Ya I'm gonna change amps. I'm gonna get an Alpine PDX-V9. It pushes out 100 RMS which is the same as the speakers max. Then turn down the gain a bit so there won't be any distortion. That will work right?
To the OP: The speaker you wire into the amp dictates what ohm level you will be running. You cannot simply select 2 or 4 ohms, the sub is either-or. What sub are you planning on hooking up to the amp? Subs will have a "nominal impedance" rating; some are single voice coil, some are dual. Each voice coil will have it's own impedance, measured in ohms. If you have a single 4 ohm voice coil, you will run the amp at 4 ohms; there is no way to change that speaker to make the amp run 2 ohms. If your sub is a dual 4 ohm voice coil, than you can wire the two coils together in one of two ways. In a series configuration, your dual 4 ohm sub would be at a 8 ohm final load into the amp, while a parallel configuration would put your sub at a 2 ohm final load. Most car audio subs are a single 4 ohm speaker, but higher end subs will often be the dual 4 ohm speakers.

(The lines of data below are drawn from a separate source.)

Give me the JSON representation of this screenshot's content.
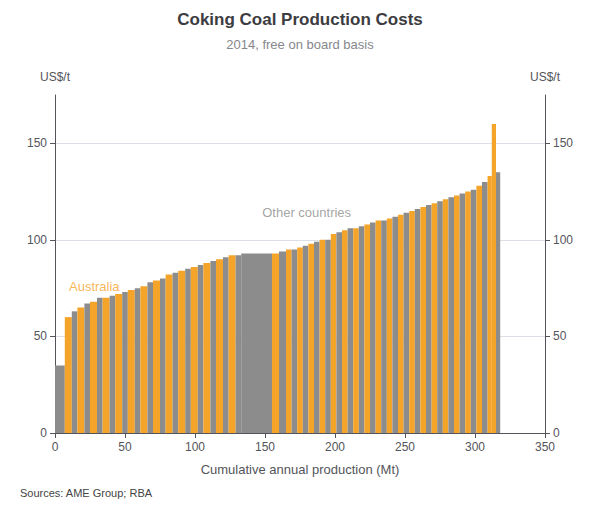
{
  "chart_data": {
    "type": "bar",
    "title": "Coking Coal Production Costs",
    "subtitle": "2014, free on board basis",
    "xlabel": "Cumulative annual production (Mt)",
    "ylabel": "US$/t",
    "y2label": "US$/t",
    "source": "Sources: AME Group; RBA",
    "x": [
      0,
      7,
      12,
      16,
      21,
      25,
      30,
      34,
      39,
      43,
      48,
      52,
      57,
      61,
      66,
      70,
      75,
      79,
      84,
      88,
      93,
      97,
      102,
      106,
      111,
      115,
      120,
      124,
      129,
      133,
      155,
      160,
      165,
      169,
      173,
      177,
      181,
      185,
      189,
      193,
      197,
      201,
      205,
      209,
      213,
      217,
      221,
      225,
      229,
      233,
      237,
      241,
      245,
      249,
      253,
      257,
      261,
      265,
      269,
      273,
      277,
      281,
      285,
      289,
      293,
      297,
      301,
      305,
      309,
      312,
      315
    ],
    "widths": [
      7,
      5,
      4,
      5,
      4,
      5,
      4,
      5,
      4,
      5,
      4,
      5,
      4,
      5,
      4,
      5,
      4,
      5,
      4,
      5,
      4,
      5,
      4,
      5,
      4,
      5,
      4,
      5,
      4,
      22,
      5,
      5,
      4,
      4,
      4,
      4,
      4,
      4,
      4,
      4,
      4,
      4,
      4,
      4,
      4,
      4,
      4,
      4,
      4,
      4,
      4,
      4,
      4,
      4,
      4,
      4,
      4,
      4,
      4,
      4,
      4,
      4,
      4,
      4,
      4,
      4,
      4,
      4,
      3,
      3,
      3
    ],
    "values": [
      35,
      60,
      63,
      65,
      67,
      68,
      70,
      70,
      71,
      72,
      73,
      74,
      75,
      76,
      78,
      79,
      80,
      82,
      83,
      84,
      85,
      86,
      87,
      88,
      89,
      90,
      91,
      92,
      92,
      93,
      93,
      94,
      95,
      95,
      96,
      97,
      98,
      99,
      100,
      100,
      103,
      104,
      105,
      106,
      106,
      107,
      108,
      109,
      110,
      110,
      111,
      112,
      113,
      114,
      115,
      116,
      117,
      118,
      119,
      120,
      121,
      122,
      123,
      124,
      125,
      126,
      128,
      130,
      133,
      160,
      135
    ],
    "colors": [
      "#8c8c8c",
      "#f5a42a",
      "#8c8c8c",
      "#f5a42a",
      "#8c8c8c",
      "#f5a42a",
      "#8c8c8c",
      "#f5a42a",
      "#8c8c8c",
      "#f5a42a",
      "#8c8c8c",
      "#f5a42a",
      "#8c8c8c",
      "#f5a42a",
      "#8c8c8c",
      "#f5a42a",
      "#8c8c8c",
      "#f5a42a",
      "#8c8c8c",
      "#f5a42a",
      "#8c8c8c",
      "#f5a42a",
      "#8c8c8c",
      "#f5a42a",
      "#8c8c8c",
      "#f5a42a",
      "#8c8c8c",
      "#f5a42a",
      "#8c8c8c",
      "#8c8c8c",
      "#f5a42a",
      "#8c8c8c",
      "#f5a42a",
      "#8c8c8c",
      "#f5a42a",
      "#8c8c8c",
      "#f5a42a",
      "#8c8c8c",
      "#f5a42a",
      "#8c8c8c",
      "#f5a42a",
      "#8c8c8c",
      "#f5a42a",
      "#8c8c8c",
      "#f5a42a",
      "#8c8c8c",
      "#f5a42a",
      "#8c8c8c",
      "#f5a42a",
      "#8c8c8c",
      "#f5a42a",
      "#8c8c8c",
      "#f5a42a",
      "#8c8c8c",
      "#f5a42a",
      "#8c8c8c",
      "#f5a42a",
      "#8c8c8c",
      "#f5a42a",
      "#8c8c8c",
      "#f5a42a",
      "#8c8c8c",
      "#f5a42a",
      "#8c8c8c",
      "#f5a42a",
      "#8c8c8c",
      "#f5a42a",
      "#8c8c8c",
      "#f5a42a",
      "#f5a42a",
      "#8c8c8c"
    ],
    "xlim": [
      0,
      350
    ],
    "xticks": [
      0,
      50,
      100,
      150,
      200,
      250,
      300,
      350
    ],
    "ylim": [
      0,
      175
    ],
    "yticks": [
      0,
      50,
      100,
      150
    ],
    "y2lim": [
      0,
      175
    ],
    "y2ticks": [
      0,
      50,
      100,
      150
    ],
    "grid": true,
    "annotations": [
      {
        "text": "Australia",
        "x": 10,
        "y": 76,
        "color": "#f5a42a"
      },
      {
        "text": "Other countries",
        "x": 148,
        "y": 114,
        "color": "#8c8c8c"
      }
    ]
  }
}
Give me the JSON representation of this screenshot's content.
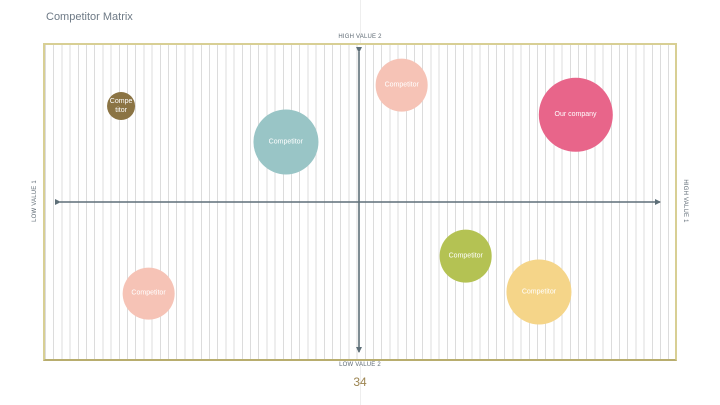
{
  "slide": {
    "title": "Competitor Matrix",
    "page_number": "34"
  },
  "axes": {
    "top": "HIGH VALUE 2",
    "bottom": "LOW VALUE 2",
    "left": "LOW VALUE 1",
    "right": "HIGH VALUE 1"
  },
  "bubbles": [
    {
      "label": "Compe\ntitor",
      "color": "#8b7444",
      "value_1": -0.78,
      "value_2": 0.64,
      "size": 0.09
    },
    {
      "label": "Competitor",
      "color": "#f6c3b6",
      "value_1": 0.14,
      "value_2": 0.78,
      "size": 0.17
    },
    {
      "label": "Our company",
      "color": "#e8658a",
      "value_1": 0.71,
      "value_2": 0.58,
      "size": 0.24
    },
    {
      "label": "Competitor",
      "color": "#99c5c6",
      "value_1": -0.24,
      "value_2": 0.4,
      "size": 0.21
    },
    {
      "label": "Competitor",
      "color": "#b4c253",
      "value_1": 0.35,
      "value_2": -0.36,
      "size": 0.17
    },
    {
      "label": "Competitor",
      "color": "#f6c3b6",
      "value_1": -0.69,
      "value_2": -0.61,
      "size": 0.17
    },
    {
      "label": "Competitor",
      "color": "#f5d589",
      "value_1": 0.59,
      "value_2": -0.6,
      "size": 0.21
    }
  ]
}
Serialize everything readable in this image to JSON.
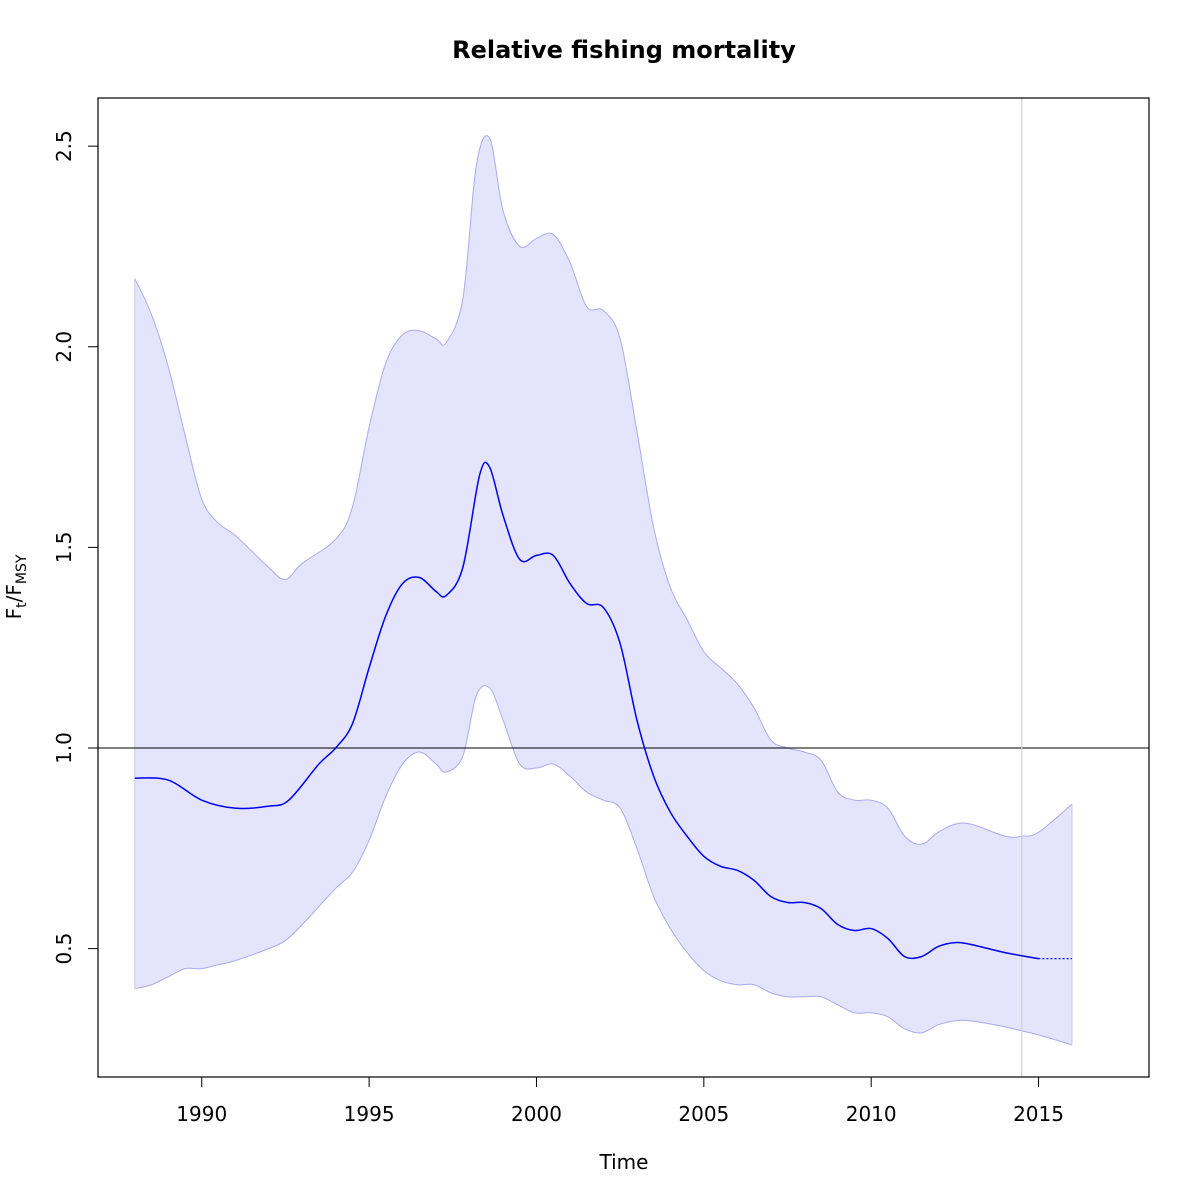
{
  "chart_data": {
    "type": "line",
    "title": "Relative fishing mortality",
    "xlabel": "Time",
    "ylabel": {
      "main": "F",
      "sub1": "t",
      "sep": "/F",
      "sub2": "MSY"
    },
    "xlim": [
      1986.9,
      2018.3
    ],
    "ylim": [
      0.18,
      2.62
    ],
    "x_ticks": [
      1990,
      1995,
      2000,
      2005,
      2010,
      2015
    ],
    "y_ticks": [
      0.5,
      1.0,
      1.5,
      2.0,
      2.5
    ],
    "y_tick_labels": [
      "0.5",
      "1.0",
      "1.5",
      "2.0",
      "2.5"
    ],
    "reference_hline": 1.0,
    "reference_vline": 2014.5,
    "series": [
      {
        "role": "estimate",
        "color": "#0000ee",
        "x": [
          1988.0,
          1989.0,
          1990.0,
          1991.0,
          1992.0,
          1992.6,
          1993.5,
          1994.0,
          1994.5,
          1995.0,
          1995.5,
          1996.0,
          1996.5,
          1997.0,
          1997.3,
          1997.8,
          1998.3,
          1998.6,
          1999.0,
          1999.5,
          2000.0,
          2000.5,
          2001.0,
          2001.5,
          2002.0,
          2002.5,
          2003.0,
          2003.5,
          2004.0,
          2004.5,
          2005.0,
          2005.5,
          2006.0,
          2006.5,
          2007.0,
          2007.5,
          2008.0,
          2008.5,
          2009.0,
          2009.5,
          2010.0,
          2010.5,
          2011.0,
          2011.5,
          2012.0,
          2012.5,
          2013.0,
          2014.0,
          2015.0
        ],
        "y": [
          0.925,
          0.92,
          0.87,
          0.85,
          0.855,
          0.87,
          0.96,
          1.0,
          1.06,
          1.2,
          1.33,
          1.41,
          1.425,
          1.39,
          1.38,
          1.45,
          1.68,
          1.7,
          1.58,
          1.47,
          1.48,
          1.48,
          1.41,
          1.36,
          1.35,
          1.26,
          1.07,
          0.93,
          0.84,
          0.78,
          0.73,
          0.705,
          0.695,
          0.67,
          0.63,
          0.615,
          0.615,
          0.6,
          0.56,
          0.545,
          0.55,
          0.525,
          0.48,
          0.48,
          0.505,
          0.515,
          0.51,
          0.49,
          0.475
        ]
      },
      {
        "role": "forecast",
        "color": "#0000ee",
        "x": [
          2015.0,
          2016.0
        ],
        "y": [
          0.475,
          0.475
        ]
      }
    ],
    "confidence_band": {
      "color": "#e4e4fc",
      "x": [
        1988.0,
        1988.5,
        1989.0,
        1989.5,
        1990.0,
        1990.5,
        1991.0,
        1992.0,
        1992.5,
        1993.0,
        1994.0,
        1994.5,
        1995.0,
        1995.5,
        1996.0,
        1996.5,
        1997.0,
        1997.3,
        1997.8,
        1998.2,
        1998.6,
        1999.0,
        1999.5,
        2000.0,
        2000.5,
        2001.0,
        2001.5,
        2002.0,
        2002.5,
        2003.0,
        2003.5,
        2004.0,
        2004.5,
        2005.0,
        2005.5,
        2006.0,
        2006.5,
        2007.0,
        2007.5,
        2008.0,
        2008.5,
        2009.0,
        2009.5,
        2010.0,
        2010.5,
        2011.0,
        2011.5,
        2012.0,
        2012.5,
        2013.0,
        2014.0,
        2014.5,
        2015.0,
        2016.0
      ],
      "upper": [
        2.17,
        2.08,
        1.95,
        1.78,
        1.62,
        1.56,
        1.53,
        1.45,
        1.42,
        1.46,
        1.52,
        1.6,
        1.8,
        1.96,
        2.03,
        2.04,
        2.02,
        2.01,
        2.12,
        2.45,
        2.52,
        2.34,
        2.25,
        2.27,
        2.28,
        2.21,
        2.1,
        2.09,
        2.02,
        1.79,
        1.55,
        1.4,
        1.32,
        1.24,
        1.2,
        1.16,
        1.1,
        1.02,
        1.0,
        0.99,
        0.97,
        0.89,
        0.87,
        0.87,
        0.85,
        0.78,
        0.76,
        0.79,
        0.81,
        0.81,
        0.78,
        0.78,
        0.79,
        0.86
      ],
      "lower": [
        0.4,
        0.41,
        0.43,
        0.45,
        0.45,
        0.46,
        0.47,
        0.5,
        0.52,
        0.56,
        0.65,
        0.69,
        0.77,
        0.88,
        0.96,
        0.99,
        0.96,
        0.94,
        0.98,
        1.13,
        1.15,
        1.07,
        0.96,
        0.95,
        0.96,
        0.93,
        0.89,
        0.87,
        0.85,
        0.75,
        0.63,
        0.55,
        0.49,
        0.445,
        0.42,
        0.41,
        0.41,
        0.39,
        0.38,
        0.38,
        0.38,
        0.36,
        0.34,
        0.34,
        0.33,
        0.3,
        0.29,
        0.31,
        0.32,
        0.32,
        0.305,
        0.295,
        0.285,
        0.26
      ]
    },
    "grid": false,
    "legend": "none"
  }
}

As someone else mentioned, your 5 channel amp will allow you to wire four 4-ohm speakers into the 4-channel part, and any sub configuration that does not measure below 2 ohms. You will get more power for the sub(s) at 2 ohms than at 4, but a 4 ohm sub will be slightly better sound quality; the lower the impedance, the lower the signal to noise ratio, meaning more distortion.